The Effects of Gravity
It’s wonderfully simple. Physics. Science. Gravity pulls us down. It’s a force that draws everything to it. Living creatures, all of us on the planet, are pulled toward the dense center of the earth just as we go along through our lives toward the time when we will reach the end, die, and be buried in the earth, drawn at last more fully toward its heart.
But along the way, it’s possible to pull against gravity, too. What happens if we choose to resist for a bit in life? How high can we rise? Any one of us rises to our highest point of all, I’ll be bound, when we choose to raise up someone else. It’s in elevating others that we ourselves are best elevated.
Going Ahead Blindly
What if my eyesight should fail? Could I ever have enough insight to compensate for eyesight? Others do it all the time, both those blind from birth and those who lose their eyesight. I’m visually oriented, if not obsessed. Does that mean that as a visually impaired or blind person I’d be lost? Ruined? Hopeless? Other people manage to navigate a rich, full world without ever seeing it, and to have a deep, powerful sensory life without relying on eyesight.

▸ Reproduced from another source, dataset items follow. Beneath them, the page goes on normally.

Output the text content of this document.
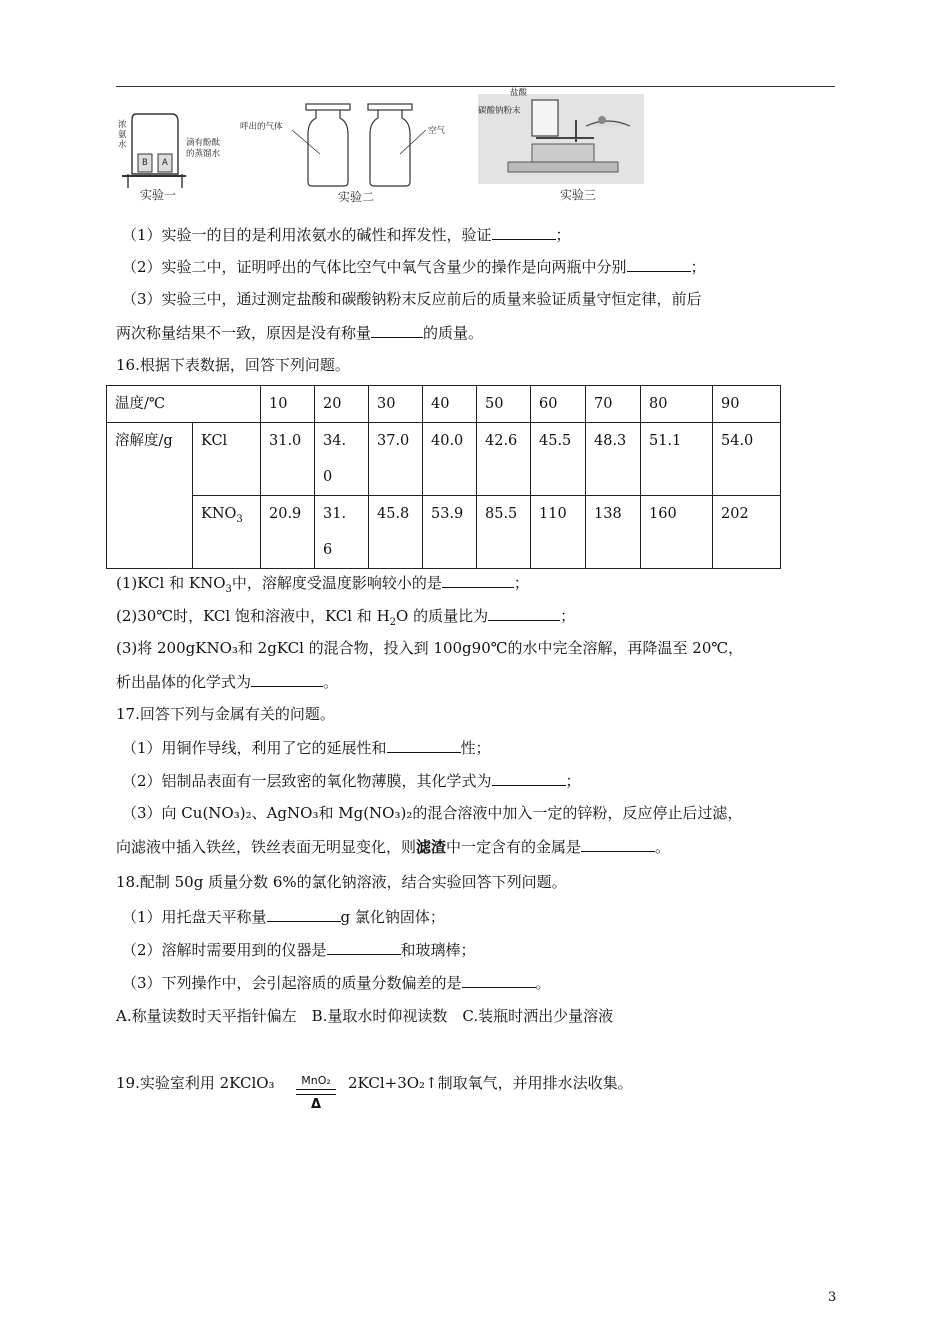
浓氨水	滴有酚酞的蒸馏水
B A
实验一
呼出的气体	空气
实验二
盐酸
碳酸钠粉末
实验三
（1）实验一的目的是利用浓氨水的碱性和挥发性，验证	；
（2）实验二中，证明呼出的气体比空气中氧气含量少的操作是向两瓶中分别	；
（3）实验三中，通过测定盐酸和碳酸钠粉末反应前后的质量来验证质量守恒定律，前后
两次称量结果不一致，原因是没有称量	的质量。
16.根据下表数据，回答下列问题。
温度/℃		10	20	30	40	50	60	70	80	90
溶解度/g	KCl	31.0	34.0	37.0	40.0	42.6	45.5	48.3	51.1	54.0
	$KNO_3$	20.9	31.6	45.8	53.9	85.5	110	138	160	202
(1)KCl 和 $KNO_3$中，溶解度受温度影响较小的是	；
(2)30℃时，KCl 饱和溶液中，KCl 和 $H_2O$ 的质量比为	；
(3)将 200gKNO₃和 2gKCl 的混合物，投入到 100g90℃的水中完全溶解，再降温至 20℃，
析出晶体的化学式为	。
17.回答下列与金属有关的问题。
（1）用铜作导线，利用了它的延展性和	性；
（2）铝制品表面有一层致密的氧化物薄膜，其化学式为	；
（3）向 Cu(NO₃)₂、AgNO₃和 Mg(NO₃)₂的混合溶液中加入一定的锌粉，反应停止后过滤，
向滤液中插入铁丝，铁丝表面无明显变化，则滤渣中一定含有的金属是	。
18.配制 50g 质量分数 6%的氯化钠溶液，结合实验回答下列问题。
（1）用托盘天平称量	g 氯化钠固体；
（2）溶解时需要用到的仪器是	和玻璃棒；
（3）下列操作中，会引起溶质的质量分数偏差的是	。
A.称量读数时天平指针偏左　B.量取水时仰视读数　C.装瓶时洒出少量溶液
19.实验室利用 2KClO₃	MnO₂
Δ
2KCl+3O₂↑制取氧气，并用排水法收集。
3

One of the real questions here is how I live with change. Do I roll with it, or roll over and capitulate? The other underlying query is, from what do I derive my sense of self? Is it dependent on what I can see, and what I can do with it, or does my inner vision determine much more usefully who I am and what I value, and perhaps even what of value I can still bring to the rest of the world? If others have so beautifully managed to see the great and good whether they had functional eyes or not, I like to think—I hope—that I too will successfully adjust and adapt no matter what my life brings. May it be so. May it always be so.